Nice job! This was a long tutorial and hopefully you learned a lot form it.

A 'social media' site is obviously a huge undertaking. We have some functionality built out - but, there is a lot of room to experiment, change things you didn't like, add new features you'd like to see, etc.

Trying to implement your own features will be a great way to learn. Hopefully, the tutorial showed you the process of implementing a feature and you feel comfortable to try it out yourself. You may have some ideas, but if you need something to get started:

  • The site is not very responsive and there are a lot of front-end improvements that could be made.
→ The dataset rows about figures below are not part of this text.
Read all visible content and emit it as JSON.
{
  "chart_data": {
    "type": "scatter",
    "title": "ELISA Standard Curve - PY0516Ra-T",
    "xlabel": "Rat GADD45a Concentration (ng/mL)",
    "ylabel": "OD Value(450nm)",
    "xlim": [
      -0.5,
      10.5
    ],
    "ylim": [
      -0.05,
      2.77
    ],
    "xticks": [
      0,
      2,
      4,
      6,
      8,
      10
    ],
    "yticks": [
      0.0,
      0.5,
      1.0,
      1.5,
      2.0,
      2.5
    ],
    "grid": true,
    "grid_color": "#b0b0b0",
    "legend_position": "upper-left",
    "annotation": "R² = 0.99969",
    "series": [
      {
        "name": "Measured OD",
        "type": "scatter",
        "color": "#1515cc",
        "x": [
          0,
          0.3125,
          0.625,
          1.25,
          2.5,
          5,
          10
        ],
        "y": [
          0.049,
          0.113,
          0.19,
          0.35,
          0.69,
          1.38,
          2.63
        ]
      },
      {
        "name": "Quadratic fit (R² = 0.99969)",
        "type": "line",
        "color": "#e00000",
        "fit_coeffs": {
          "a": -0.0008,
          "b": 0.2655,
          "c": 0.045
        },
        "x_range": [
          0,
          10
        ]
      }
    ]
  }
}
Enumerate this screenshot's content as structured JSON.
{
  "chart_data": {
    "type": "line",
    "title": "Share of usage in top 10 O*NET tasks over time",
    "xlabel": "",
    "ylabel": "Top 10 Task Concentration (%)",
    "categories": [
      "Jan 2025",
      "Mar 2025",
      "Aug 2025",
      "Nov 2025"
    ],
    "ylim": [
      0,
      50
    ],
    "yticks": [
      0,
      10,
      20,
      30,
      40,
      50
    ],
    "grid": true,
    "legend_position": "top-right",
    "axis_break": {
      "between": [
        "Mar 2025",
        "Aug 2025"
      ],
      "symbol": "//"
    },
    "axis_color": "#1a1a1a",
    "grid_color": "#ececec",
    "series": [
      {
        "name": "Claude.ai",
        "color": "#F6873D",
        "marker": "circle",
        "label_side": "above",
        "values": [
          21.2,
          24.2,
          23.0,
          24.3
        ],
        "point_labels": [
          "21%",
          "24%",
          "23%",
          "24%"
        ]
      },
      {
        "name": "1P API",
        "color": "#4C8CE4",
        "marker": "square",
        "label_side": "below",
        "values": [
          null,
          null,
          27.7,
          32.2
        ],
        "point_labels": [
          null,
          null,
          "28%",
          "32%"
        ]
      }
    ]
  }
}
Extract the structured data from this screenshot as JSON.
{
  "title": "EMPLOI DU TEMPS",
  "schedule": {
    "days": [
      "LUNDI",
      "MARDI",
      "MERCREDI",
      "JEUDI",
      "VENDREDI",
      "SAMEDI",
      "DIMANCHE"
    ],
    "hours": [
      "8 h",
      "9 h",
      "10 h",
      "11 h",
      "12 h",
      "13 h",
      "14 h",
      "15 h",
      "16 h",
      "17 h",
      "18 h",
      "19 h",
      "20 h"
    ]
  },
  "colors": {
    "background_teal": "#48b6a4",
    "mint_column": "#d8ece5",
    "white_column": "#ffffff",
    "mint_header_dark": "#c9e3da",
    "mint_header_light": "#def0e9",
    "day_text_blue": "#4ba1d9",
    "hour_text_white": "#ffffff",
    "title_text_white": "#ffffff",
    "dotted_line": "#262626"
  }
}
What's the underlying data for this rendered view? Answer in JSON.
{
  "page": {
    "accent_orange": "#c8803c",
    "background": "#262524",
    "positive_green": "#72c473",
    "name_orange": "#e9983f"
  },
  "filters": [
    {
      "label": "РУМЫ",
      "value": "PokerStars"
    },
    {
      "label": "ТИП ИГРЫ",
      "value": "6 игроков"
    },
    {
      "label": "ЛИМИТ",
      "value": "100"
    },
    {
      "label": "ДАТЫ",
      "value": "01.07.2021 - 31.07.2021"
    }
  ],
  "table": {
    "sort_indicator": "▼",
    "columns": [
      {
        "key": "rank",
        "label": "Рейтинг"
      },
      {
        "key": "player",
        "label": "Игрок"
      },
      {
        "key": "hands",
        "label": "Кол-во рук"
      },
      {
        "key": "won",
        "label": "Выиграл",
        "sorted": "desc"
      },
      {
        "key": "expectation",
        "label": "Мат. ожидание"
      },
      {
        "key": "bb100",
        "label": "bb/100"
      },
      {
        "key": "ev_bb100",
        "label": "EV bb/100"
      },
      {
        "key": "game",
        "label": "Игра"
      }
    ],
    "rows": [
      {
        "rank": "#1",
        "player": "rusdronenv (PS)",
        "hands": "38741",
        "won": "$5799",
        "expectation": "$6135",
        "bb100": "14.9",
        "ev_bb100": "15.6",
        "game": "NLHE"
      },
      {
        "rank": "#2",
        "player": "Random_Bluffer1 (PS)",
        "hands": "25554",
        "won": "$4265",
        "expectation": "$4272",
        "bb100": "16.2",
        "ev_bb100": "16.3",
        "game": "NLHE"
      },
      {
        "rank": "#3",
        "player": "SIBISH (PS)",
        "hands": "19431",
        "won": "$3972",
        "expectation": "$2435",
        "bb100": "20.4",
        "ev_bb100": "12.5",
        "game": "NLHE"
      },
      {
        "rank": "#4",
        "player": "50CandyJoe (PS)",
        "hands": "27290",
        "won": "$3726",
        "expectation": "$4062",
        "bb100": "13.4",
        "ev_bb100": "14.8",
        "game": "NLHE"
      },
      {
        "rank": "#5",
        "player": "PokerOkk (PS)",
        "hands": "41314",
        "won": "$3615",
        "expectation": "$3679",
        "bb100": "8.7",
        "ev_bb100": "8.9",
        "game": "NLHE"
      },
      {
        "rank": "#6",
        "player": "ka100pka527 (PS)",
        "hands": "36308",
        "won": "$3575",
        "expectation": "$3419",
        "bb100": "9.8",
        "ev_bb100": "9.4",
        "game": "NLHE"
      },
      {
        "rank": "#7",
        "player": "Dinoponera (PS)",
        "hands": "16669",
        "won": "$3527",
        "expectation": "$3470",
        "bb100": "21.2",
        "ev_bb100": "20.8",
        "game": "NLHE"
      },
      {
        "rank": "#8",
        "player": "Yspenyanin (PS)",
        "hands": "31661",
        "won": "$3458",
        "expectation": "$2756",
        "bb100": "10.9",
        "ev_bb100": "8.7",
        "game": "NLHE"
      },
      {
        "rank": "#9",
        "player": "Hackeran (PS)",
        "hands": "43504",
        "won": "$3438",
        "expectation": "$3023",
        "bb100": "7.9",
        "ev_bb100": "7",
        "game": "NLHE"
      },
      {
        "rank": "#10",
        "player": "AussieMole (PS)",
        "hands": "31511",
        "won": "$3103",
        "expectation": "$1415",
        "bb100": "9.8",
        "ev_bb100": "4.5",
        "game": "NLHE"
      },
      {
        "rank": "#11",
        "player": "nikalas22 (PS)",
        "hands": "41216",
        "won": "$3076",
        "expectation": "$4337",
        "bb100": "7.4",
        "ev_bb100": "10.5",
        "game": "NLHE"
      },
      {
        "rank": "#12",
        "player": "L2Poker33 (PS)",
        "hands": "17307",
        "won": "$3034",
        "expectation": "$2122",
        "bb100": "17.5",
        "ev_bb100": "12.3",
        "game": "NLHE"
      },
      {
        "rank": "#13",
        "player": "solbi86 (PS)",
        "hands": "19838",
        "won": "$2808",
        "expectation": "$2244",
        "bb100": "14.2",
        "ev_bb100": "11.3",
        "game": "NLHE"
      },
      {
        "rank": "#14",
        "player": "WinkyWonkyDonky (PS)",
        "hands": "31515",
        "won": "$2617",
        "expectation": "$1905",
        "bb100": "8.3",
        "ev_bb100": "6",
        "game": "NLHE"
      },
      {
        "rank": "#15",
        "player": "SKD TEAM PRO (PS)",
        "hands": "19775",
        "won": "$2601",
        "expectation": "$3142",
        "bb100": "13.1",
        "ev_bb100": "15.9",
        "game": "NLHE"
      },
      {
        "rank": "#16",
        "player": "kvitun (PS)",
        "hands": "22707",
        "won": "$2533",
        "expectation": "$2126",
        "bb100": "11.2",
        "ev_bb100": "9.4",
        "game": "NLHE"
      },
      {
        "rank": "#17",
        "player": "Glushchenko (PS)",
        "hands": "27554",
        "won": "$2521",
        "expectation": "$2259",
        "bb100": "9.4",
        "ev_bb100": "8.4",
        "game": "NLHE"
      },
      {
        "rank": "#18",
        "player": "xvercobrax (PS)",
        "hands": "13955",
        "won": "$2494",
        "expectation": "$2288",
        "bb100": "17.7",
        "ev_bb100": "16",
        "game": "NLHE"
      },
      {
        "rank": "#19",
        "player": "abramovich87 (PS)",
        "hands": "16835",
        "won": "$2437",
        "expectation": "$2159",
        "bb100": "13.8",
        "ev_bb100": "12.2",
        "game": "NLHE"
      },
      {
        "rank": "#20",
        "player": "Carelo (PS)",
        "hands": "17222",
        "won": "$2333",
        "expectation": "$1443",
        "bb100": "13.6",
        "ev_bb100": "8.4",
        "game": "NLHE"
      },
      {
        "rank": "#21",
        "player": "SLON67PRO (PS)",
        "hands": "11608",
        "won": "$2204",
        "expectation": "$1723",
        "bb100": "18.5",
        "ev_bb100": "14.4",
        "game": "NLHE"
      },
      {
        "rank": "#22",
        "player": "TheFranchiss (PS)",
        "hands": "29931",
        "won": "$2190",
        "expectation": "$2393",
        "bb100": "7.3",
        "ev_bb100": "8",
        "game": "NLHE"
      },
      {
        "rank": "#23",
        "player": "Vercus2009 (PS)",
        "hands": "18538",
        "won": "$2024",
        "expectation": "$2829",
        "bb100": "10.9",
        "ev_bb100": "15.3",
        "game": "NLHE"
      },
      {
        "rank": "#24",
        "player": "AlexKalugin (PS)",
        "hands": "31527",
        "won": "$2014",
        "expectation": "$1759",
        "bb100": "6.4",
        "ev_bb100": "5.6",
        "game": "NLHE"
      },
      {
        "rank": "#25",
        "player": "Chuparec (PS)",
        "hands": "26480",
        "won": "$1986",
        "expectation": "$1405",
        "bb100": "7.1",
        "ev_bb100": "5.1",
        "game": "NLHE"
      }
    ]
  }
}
If you have an eye for design and this is something you can enjoy - this would be a great way to improve the site.

  • A 'news feed'. Right now users are 'following' other users - but, there's not much going on for them to follow. You could add functionality for Users to be able to make posts that show up in the news feed of the Users following them.

  • You could also play around with the GitHub API. There's quite a lot that could be added to the app from there. Users could enter their GitHub handle on registration, and you could have their activity on GitHub show up in a newsfeed, for example.

  • Real-time messaging. Right now, we have a somewhat interesting messaging system. The problem is, messages that a user sends show up immediately - but, messages sent by another user will not show up for the recipient until the page is refreshed. Not a great user experience. You could consider hosting the messaging portion of the application on another database like Firebase. You could also use the same backend and use Microsoft's SignalR though, at the time of writing - it's still experimental for ASP.NET Core.